Imagine we wrote a Haskell program which:

  1. Establishes a connection to the memcache server using the memcache package
  2. Reads and prints the current value for the counter key
  3. Stores "1" under the counter key
  4. Reads and prints the current value for the above key
  5. Stores "2" under the counter key
  6. Reads and prints the current value for the above key

Here are the necessary imports:

{-# LANGUAGE OverloadedStrings #-}
module Main where

import qualified Database.Memcache.Client as MemcacheClient
import qualified Database.Memcache.Types as MemcacheTypes
import           Data.Maybe (Maybe(..))

A type alias for memcache result:

type MemcacheResult = Maybe (MemcacheTypes.Value, MemcacheTypes.Flags, MemcacheTypes.Version)
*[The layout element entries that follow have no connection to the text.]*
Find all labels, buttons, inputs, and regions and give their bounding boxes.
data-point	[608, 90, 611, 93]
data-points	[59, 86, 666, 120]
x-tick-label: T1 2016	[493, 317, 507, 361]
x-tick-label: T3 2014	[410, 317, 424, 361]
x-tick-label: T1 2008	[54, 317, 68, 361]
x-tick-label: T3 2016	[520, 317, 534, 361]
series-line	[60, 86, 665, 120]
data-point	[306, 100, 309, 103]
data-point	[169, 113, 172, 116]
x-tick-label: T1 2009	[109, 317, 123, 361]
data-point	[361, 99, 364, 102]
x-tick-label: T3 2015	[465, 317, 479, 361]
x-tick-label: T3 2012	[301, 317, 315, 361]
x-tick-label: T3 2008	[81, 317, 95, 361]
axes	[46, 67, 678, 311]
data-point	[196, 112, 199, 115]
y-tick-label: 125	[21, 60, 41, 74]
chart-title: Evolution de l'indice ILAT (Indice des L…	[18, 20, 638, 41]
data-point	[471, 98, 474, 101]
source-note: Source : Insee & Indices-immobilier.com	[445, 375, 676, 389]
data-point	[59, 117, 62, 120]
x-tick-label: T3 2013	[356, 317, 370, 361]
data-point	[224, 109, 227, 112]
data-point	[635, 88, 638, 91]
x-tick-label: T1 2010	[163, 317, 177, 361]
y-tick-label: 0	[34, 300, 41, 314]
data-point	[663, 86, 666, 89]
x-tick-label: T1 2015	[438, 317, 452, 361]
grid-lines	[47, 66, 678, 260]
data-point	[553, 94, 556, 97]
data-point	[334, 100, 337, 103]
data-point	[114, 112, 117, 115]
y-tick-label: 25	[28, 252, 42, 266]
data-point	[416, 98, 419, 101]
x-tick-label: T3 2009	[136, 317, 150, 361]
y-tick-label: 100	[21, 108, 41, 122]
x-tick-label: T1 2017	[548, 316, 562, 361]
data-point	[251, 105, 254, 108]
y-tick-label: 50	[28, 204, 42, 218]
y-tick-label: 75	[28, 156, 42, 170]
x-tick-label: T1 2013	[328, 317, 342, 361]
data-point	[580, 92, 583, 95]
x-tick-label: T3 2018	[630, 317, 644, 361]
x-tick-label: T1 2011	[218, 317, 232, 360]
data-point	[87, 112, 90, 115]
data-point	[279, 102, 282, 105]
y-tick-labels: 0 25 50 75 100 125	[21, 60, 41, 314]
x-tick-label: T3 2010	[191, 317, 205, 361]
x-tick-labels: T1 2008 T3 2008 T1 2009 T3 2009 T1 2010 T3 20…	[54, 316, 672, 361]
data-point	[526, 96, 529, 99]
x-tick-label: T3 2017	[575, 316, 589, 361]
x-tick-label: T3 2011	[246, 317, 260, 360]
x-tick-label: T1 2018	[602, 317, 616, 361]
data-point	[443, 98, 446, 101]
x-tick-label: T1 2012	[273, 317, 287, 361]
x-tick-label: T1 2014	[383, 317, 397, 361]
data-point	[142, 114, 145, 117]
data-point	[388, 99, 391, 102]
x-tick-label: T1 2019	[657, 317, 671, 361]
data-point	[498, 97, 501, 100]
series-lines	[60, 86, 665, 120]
A set of methods to establish the connection, store values in and retrieve from the server:

connection :: IO MemcacheClient.Client
connection = MemcacheClient.newClient [MemcacheClient.def] MemcacheClient.def

-- Example: set connection "counter" "1"
set :: MemcacheClient.Client -> MemcacheTypes.Key -> MemcacheTypes.Value -> IO MemcacheTypes.Version
set connection key value = MemcacheClient.set connection key value 0 0

-- Example: get connection "counter"
get :: MemcacheClient.Client -> MemcacheTypes.Key -> IO MemcacheResult
get = MemcacheClient.get

And finally - the actual program:

main :: IO ()
main = do
  conn <- connection

  get conn "counter" >>= print
  set conn "counter" "1"
  get conn "counter" >>= print
  set conn "counter" "2"
  get conn "counter" >>= print

  return ()
  
-- First run:
-- Nothing
-- Just ("1",0,1)
-- Just ("2",0,2)
--
-- Consequent run:
-- Just ("2",0,2)
-- Just ("1",0,3)
-- Just ("2",0,4)

The transition to the Reader Monad

After installing the mtl package we can make use of the Reader Monad to make the above functions a bit easier to use.

We start by adding some additional imports:

import Data.Function (flip)
import Control.Monad.Reader (ReaderT, runReaderT, ask)
import Control.Monad.IO.Class (liftIO)

Next, we change the get and set helper functions:

-- Example: set "counter" "1"
set :: MemcacheTypes.Key -> MemcacheTypes.Value -> ReaderT MemcacheClient.Client IO MemcacheTypes.Version
set key value = do
  connection <- ask
  liftIO $ MemcacheClient.set connection key value 0 0
  
-- Example: get "counter"
get :: MemcacheTypes.Key -> ReaderT MemcacheClient.Client IO MemcacheResult
get key = do
  connection <- ask
  liftIO $ MemcacheClient.get connection key

and finally we change the main function to call runReaderT with the connection used as the configuration/environment being read with ask calls:

main :: IO ()
main = do
  conn <- connection

  flip runReaderT conn $ do
    get "counter" >>= liftIO . print
    set "counter" "1"
    get "counter" >>= liftIO . print
    set "counter" "2"
    get "counter" >>= liftIO . print

  return ()

-- First run:
-- Nothing
-- Just ("1",0,1)
-- Just ("2",0,2)
--
-- Consequent run:
-- Just ("2",0,2)
-- Just ("1",0,3)
-- Just ("2",0,4)

Full code listing: src/Main.hs

Summary

With these small changes, we managed to transform the base program to pass connection to helper functions from one place thanks to how the reader monad works. The actual behavior of the program didn't change.

In the real world, one would pass a record full of configuration options — database host, api endpoints, environment type etc. — to the runReaderT call.